V.N. Kumar, chief technology officer at MPS, offered advice on DTD development: “Creating a DTD in modules would make customization possible and ease maintenance down the line. Portions can then be added or deleted without needing a complete reworking. For instance, if a book contains more straight text than formulas, then the relevant modules can be used, and vice versa.”

Most content services projects, however, extend beyond DTD development. Kumar recalled one such project: “It was a directory requiring constant additions, deletions and modifications, and last-minute changes that made it into print were sometimes not captured in the client's database. Our team developed a generic DTD that took care of the client's specific requirements and moved the project onto an XML-first workflow. We also added auto-pagination and index-generation features. Now the publisher has the same print and online content and is able to make use of the XML content for more purposes.” Kumar and his team also handled one 200,000-page annual project involving XML transformation in 22 European languages. “Our client supplied the DTD in English. Tags need not be written in the same language as the content.”
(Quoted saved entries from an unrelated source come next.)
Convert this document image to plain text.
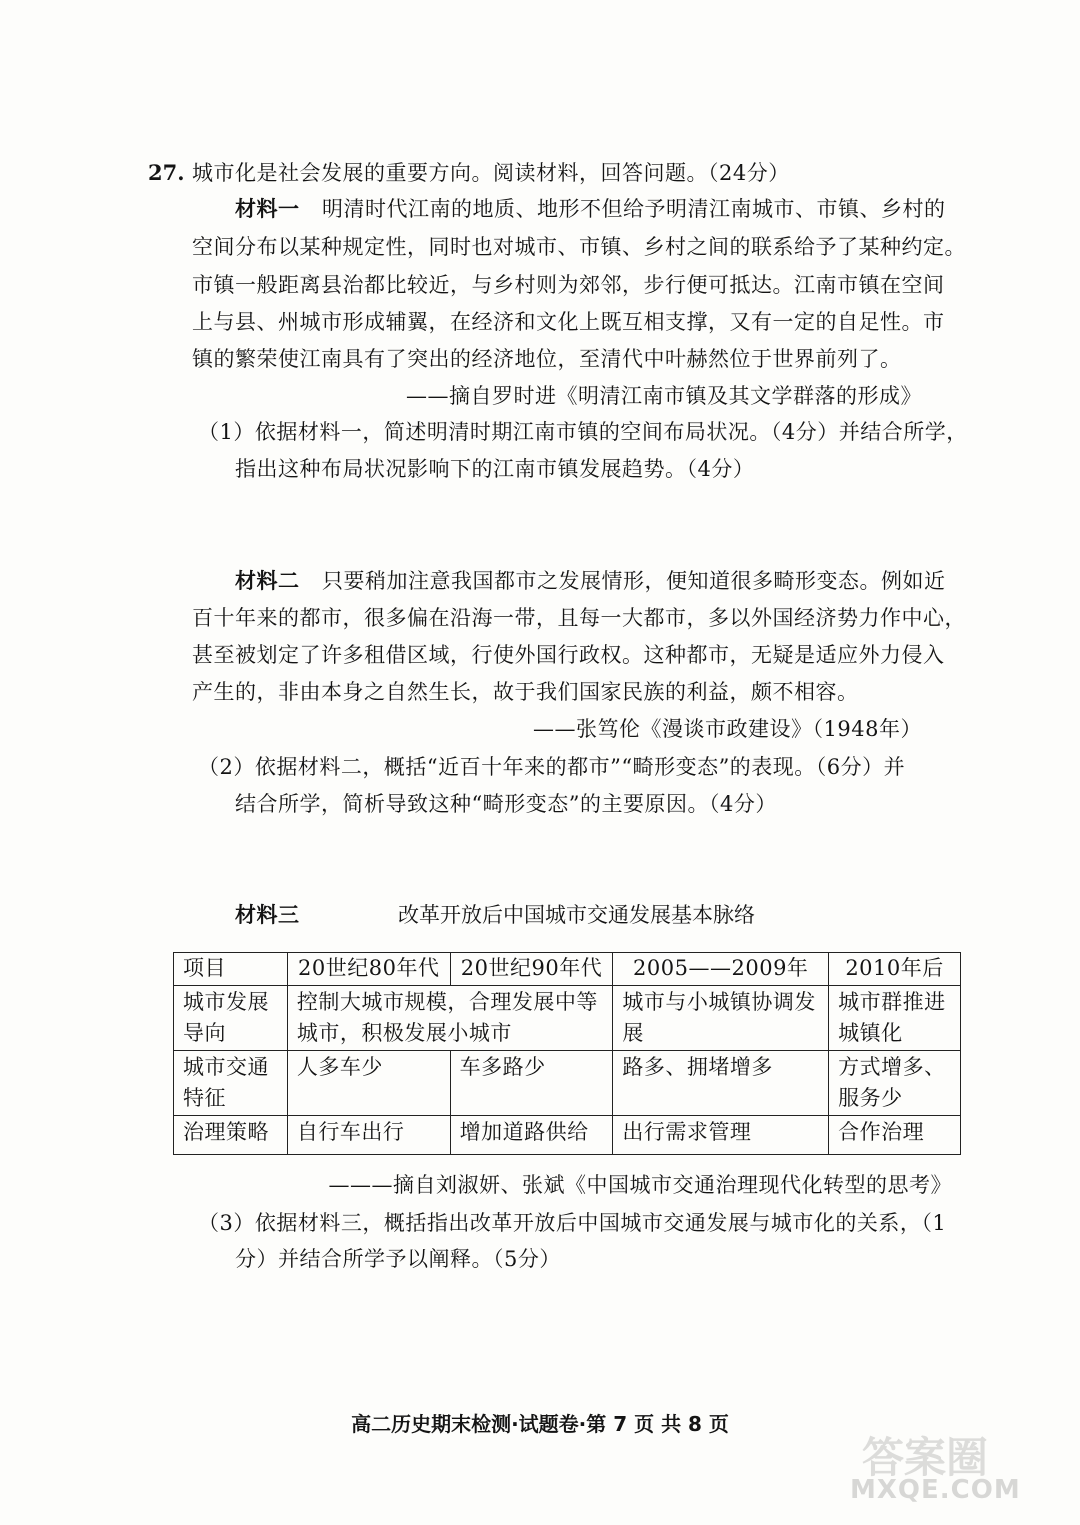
27. 城市化是社会发展的重要方向。阅读材料，回答问题。（24分）
材料一 明清时代江南的地质、地形不但给予明清江南城市、市镇、乡村的
空间分布以某种规定性，同时也对城市、市镇、乡村之间的联系给予了某种约定。
市镇一般距离县治都比较近，与乡村则为郊邻，步行便可抵达。江南市镇在空间
上与县、州城市形成辅翼，在经济和文化上既互相支撑，又有一定的自足性。市
镇的繁荣使江南具有了突出的经济地位，至清代中叶赫然位于世界前列了。
——摘自罗时进《明清江南市镇及其文学群落的形成》
（1）依据材料一，简述明清时期江南市镇的空间布局状况。（4分）并结合所学，
指出这种布局状况影响下的江南市镇发展趋势。（4分）
材料二 只要稍加注意我国都市之发展情形，便知道很多畸形变态。例如近
百十年来的都市，很多偏在沿海一带，且每一大都市，多以外国经济势力作中心，
甚至被划定了许多租借区域，行使外国行政权。这种都市，无疑是适应外力侵入
产生的，非由本身之自然生长，故于我们国家民族的利益，颇不相容。
——张笃伦《漫谈市政建设》（1948年）
（2）依据材料二，概括“近百十年来的都市”“畸形变态”的表现。（6分）并
结合所学，简析导致这种“畸形变态”的主要原因。（4分）
材料三	改革开放后中国城市交通发展基本脉络
项目	20世纪80年代	20世纪90年代	2005——2009年	2010年后
城市发展导向	控制大城市规模，合理发展中等城市，积极发展小城市		城市与小城镇协调发展	城市群推进城镇化
城市交通特征	人多车少	车多路少	路多、拥堵增多	方式增多、服务少
治理策略	自行车出行	增加道路供给	出行需求管理	合作治理
———摘自刘淑妍、张斌《中国城市交通治理现代化转型的思考》
（3）依据材料三，概括指出改革开放后中国城市交通发展与城市化的关系，（1
分）并结合所学予以阐释。（5分）
高二历史期末检测·试题卷·第 7 页 共 8 页
答案圈
MXQE.COM
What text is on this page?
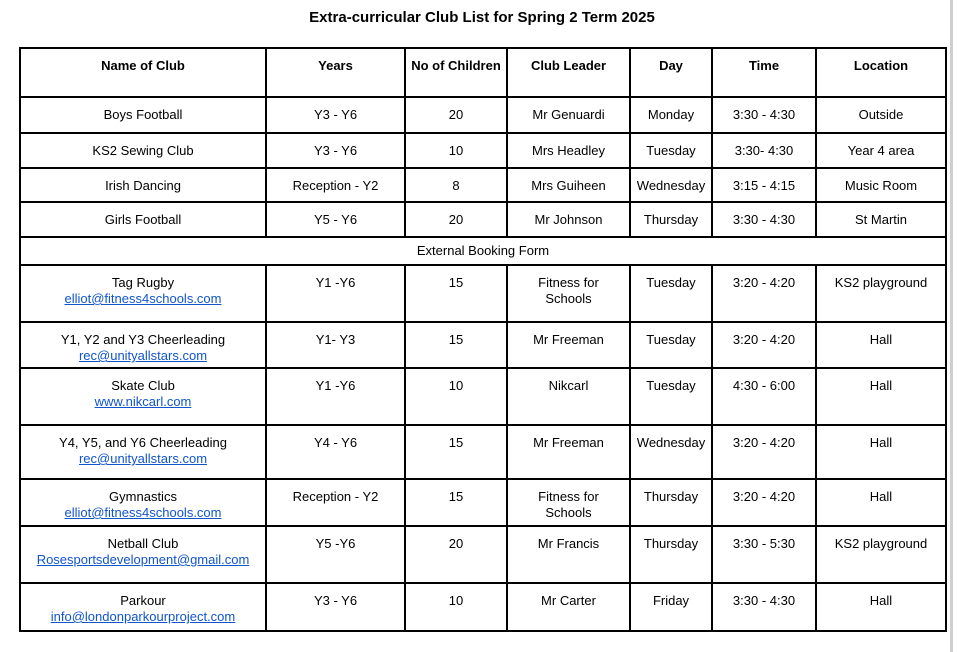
Extra-curricular Club List for Spring 2 Term 2025
Name of Club	Years	No of Children	Club Leader	Day	Time	Location
Boys Football	Y3 - Y6	20	Mr Genuardi	Monday	3:30 - 4:30	Outside
KS2 Sewing Club	Y3 - Y6	10	Mrs Headley	Tuesday	3:30- 4:30	Year 4 area
Irish Dancing	Reception - Y2	8	Mrs Guiheen	Wednesday	3:15 - 4:15	Music Room
Girls Football	Y5 - Y6	20	Mr Johnson	Thursday	3:30 - 4:30	St Martin
External Booking Form						

Tag Rugby
elliot@fitness4schools.com	Y1 -Y6	15	Fitness for Schools	Tuesday	3:20 - 4:20	KS2 playground

Y1, Y2 and Y3 Cheerleading
rec@unityallstars.com	Y1- Y3	15	Mr Freeman	Tuesday	3:20 - 4:20	Hall

Skate Club
www.nikcarl.com	Y1 -Y6	10	Nikcarl	Tuesday	4:30 - 6:00	Hall

Y4, Y5, and Y6 Cheerleading
rec@unityallstars.com	Y4 - Y6	15	Mr Freeman	Wednesday	3:20 - 4:20	Hall

Gymnastics
elliot@fitness4schools.com	Reception - Y2	15	Fitness for Schools	Thursday	3:20 - 4:20	Hall

Netball Club
Rosesportsdevelopment@gmail.com	Y5 -Y6	20	Mr Francis	Thursday	3:30 - 5:30	KS2 playground

Parkour
info@londonparkourproject.com	Y3 - Y6	10	Mr Carter	Friday	3:30 - 4:30	Hall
However, said Sagayaraj Irudhayaraj, head of technology at Integra, an understanding of the language used in the content “is essential to document analysis prior to DTD development. Otherwise, it would be difficult to identify the elements of a document and create the appropriate tags.” Added CEO Sriram Subramanya, “Analyzing and understanding a publisher's typical projects or documents and creating a DTD that accommodates various structures residing in them is often the biggest challenge.”

Take one 5,000-page project that landed on its doorstep recently. The raw material for this nontechnical book came in a database as MS Word files and images nested in tables. “Our first tasks were to understand the relationships between the various tables and to develop a suitable program to extract and rearrange the content in a logical manner before building the DTD,” said Irudhayaraj. The content was then converted using the new DTD and the pages composed on an XML-first workflow. The project was completed within three weeks. So far, this 14-year-old Pondicherry-based company has yet to come across a situation where it is unable to build a DTD.
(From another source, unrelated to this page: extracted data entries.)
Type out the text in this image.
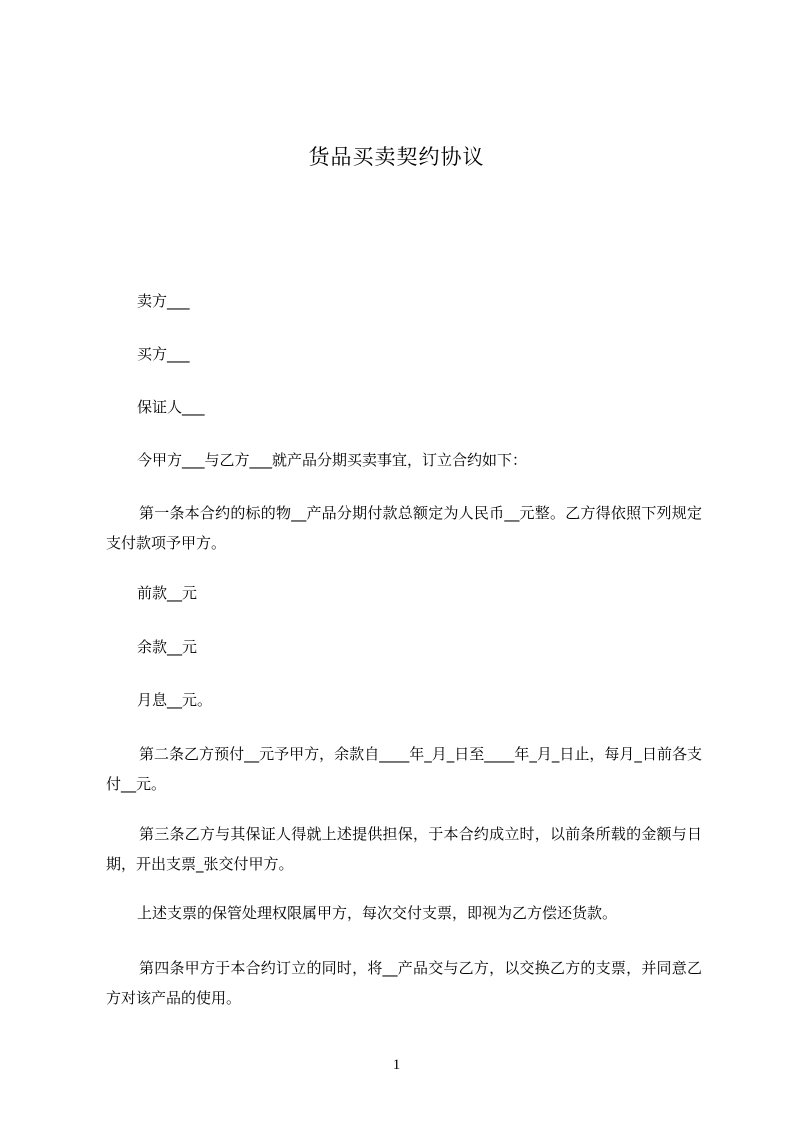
货品买卖契约协议

卖方___

买方___

保证人___

今甲方___与乙方___就产品分期买卖事宜，订立合约如下：

第一条本合约的标的物__产品分期付款总额定为人民币__元整。乙方得依照下列规定支付款项予甲方。

前款__元

余款__元

月息__元。

第二条乙方预付__元予甲方，余款自____年_月_日至____年_月_日止，每月_日前各支付__元。

第三条乙方与其保证人得就上述提供担保，于本合约成立时，以前条所载的金额与日期，开出支票_张交付甲方。

上述支票的保管处理权限属甲方，每次交付支票，即视为乙方偿还货款。

第四条甲方于本合约订立的同时，将__产品交与乙方，以交换乙方的支票，并同意乙方对该产品的使用。

1
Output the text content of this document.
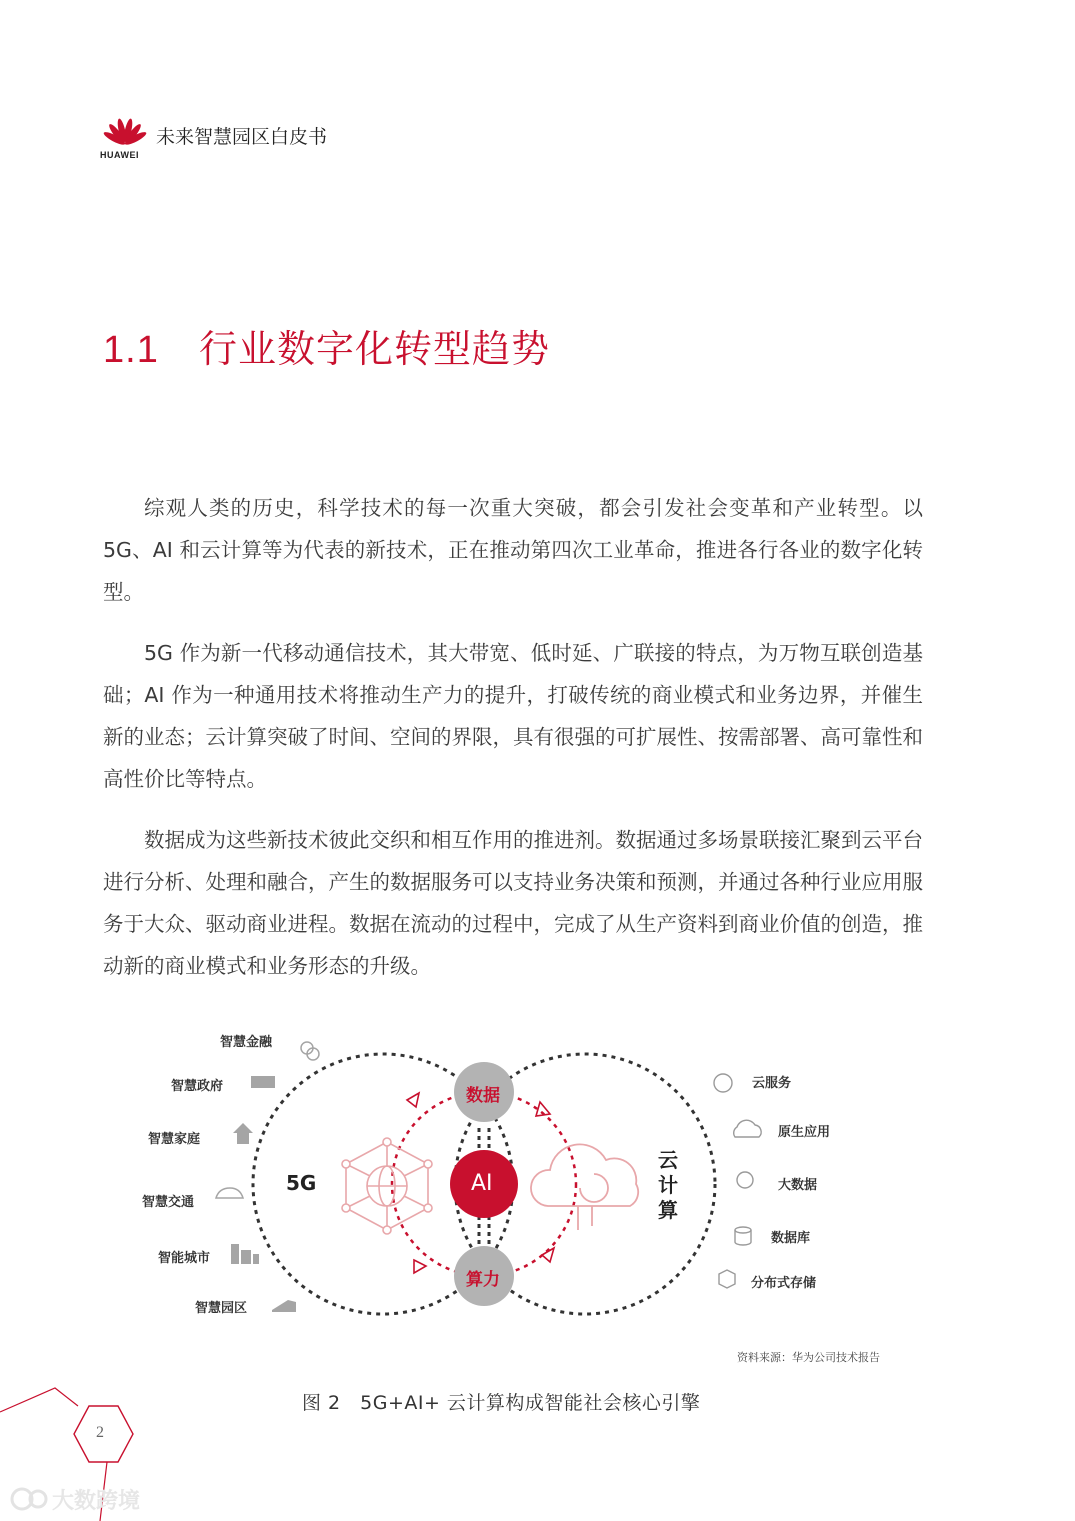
HUAWEI
未来智慧园区白皮书
1.1 行业数字化转型趋势

综观人类的历史，科学技术的每一次重大突破，都会引发社会变革和产业转型。以 5G、AI 和云计算等为代表的新技术，正在推动第四次工业革命，推进各行各业的数字化转型。

5G 作为新一代移动通信技术，其大带宽、低时延、广联接的特点，为万物互联创造基础；AI 作为一种通用技术将推动生产力的提升，打破传统的商业模式和业务边界，并催生新的业态；云计算突破了时间、空间的界限，具有很强的可扩展性、按需部署、高可靠性和高性价比等特点。

数据成为这些新技术彼此交织和相互作用的推进剂。数据通过多场景联接汇聚到云平台进行分析、处理和融合，产生的数据服务可以支持业务决策和预测，并通过各种行业应用服务于大众、驱动商业进程。数据在流动的过程中，完成了从生产资料到商业价值的创造，推动新的商业模式和业务形态的升级。

智慧金融
智慧政府
智慧家庭
智慧交通
智能城市
智慧园区
云服务
原生应用
大数据
数据库
分布式存储
数据
AI
算力
5G
云计算
资料来源：华为公司技术报告
图 2　5G+AI+ 云计算构成智能社会核心引擎
2
大数跨境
As to what a publisher can do to make DTD-building easier for the vendor, Irudhayaraj said, “Letting us know the various products that they plan to create out of the XML content is crucial. This would allow us to determine the granularity right from the start and to build the DTD accordingly. Needless to say, the more complex the DTD, the more maintenance and support required. Publishers—and vendors, for that matter—must strive to keep a DTD as simple as possible.”
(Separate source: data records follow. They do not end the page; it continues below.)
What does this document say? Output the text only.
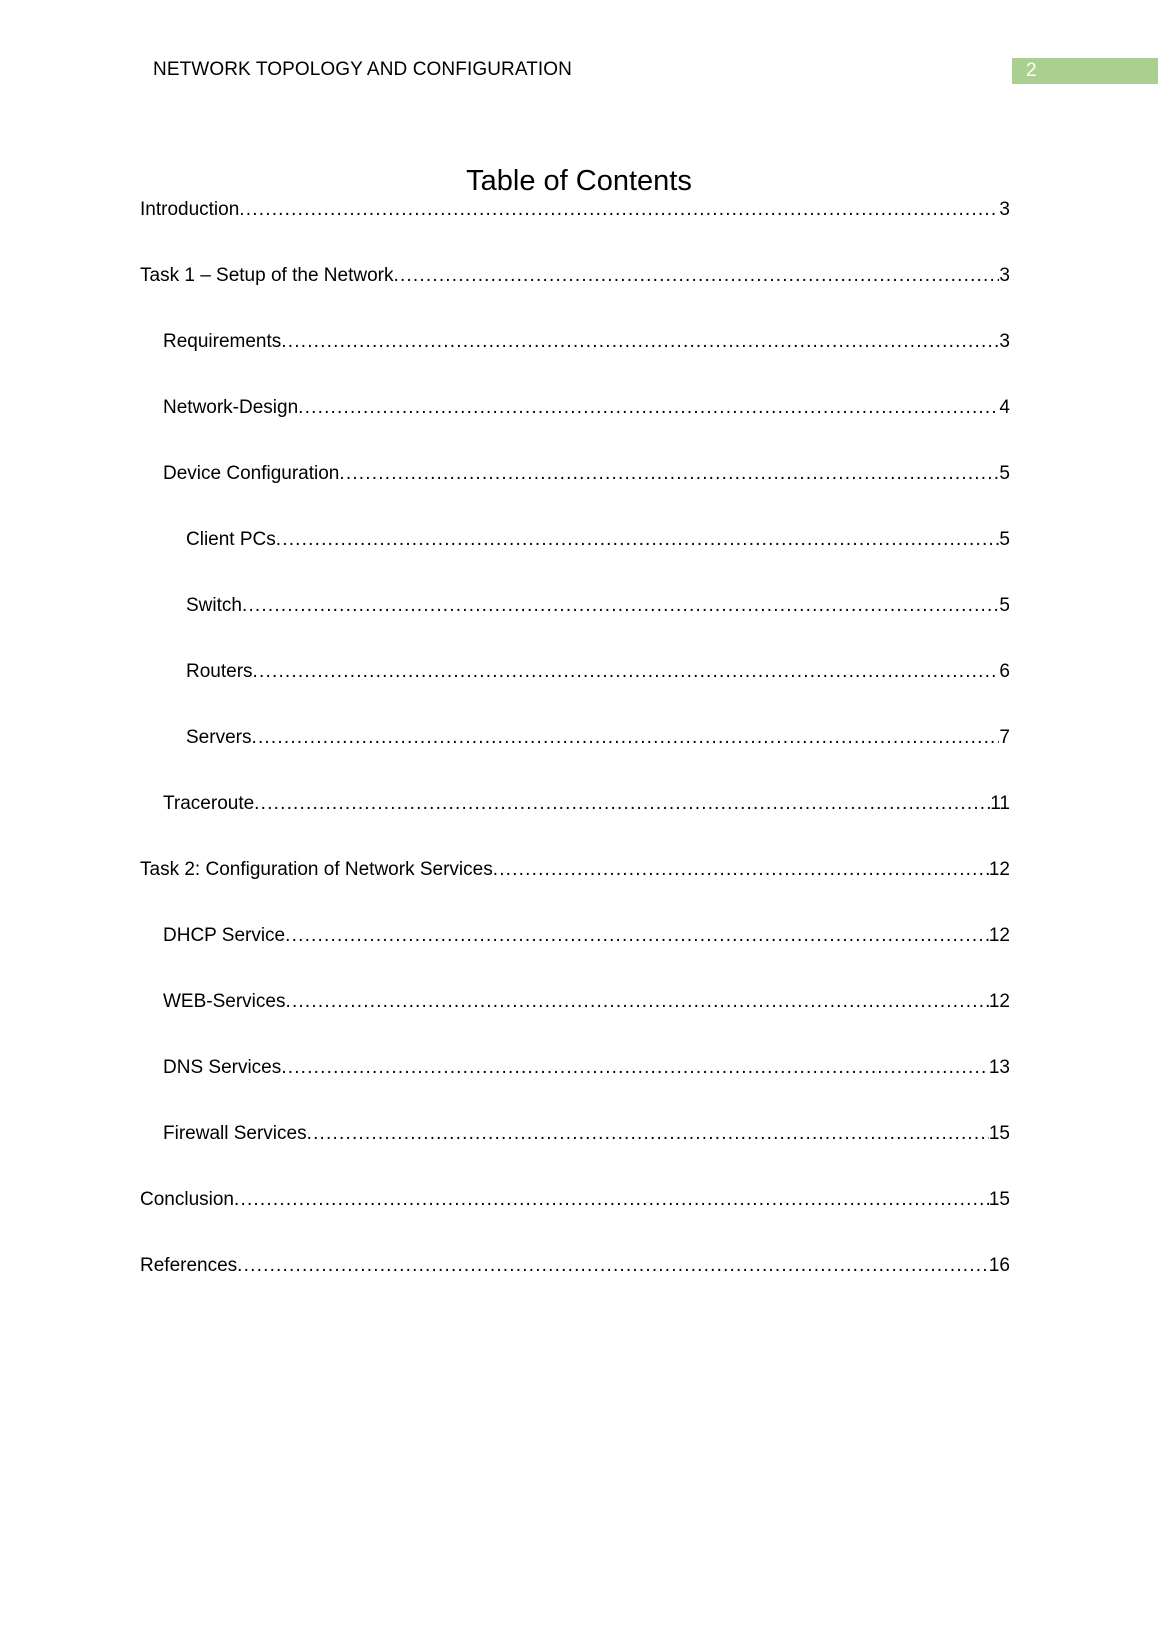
NETWORK TOPOLOGY AND CONFIGURATION	2
Table of Contents
Introduction .....	3
Task 1 – Setup of the Network .....	3
Requirements .....	3
Network-Design .....	4
Device Configuration .....	5
Client PCs .....	5
Switch .....	5
Routers .....	6
Servers .....	7
Traceroute .....	11
Task 2: Configuration of Network Services .....	12
DHCP Service .....	12
WEB-Services .....	12
DNS Services .....	13
Firewall Services .....	15
Conclusion .....	15
References .....	16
And for those intimidated by the mere mention of the acronym, Subramanya said, “DTDs are in a simple, human-readable format, though you need to know the syntax to understand and comprehend them.” Fortunately, for publishers out there, you can bank on most content services vendors, in India or elsewhere, to build, rebuild or deconstruct DTDs for any projects that you can possibly imagine.

Note: This is the fifth column in a regular series highlighting content/publishing services provided by India-based companies.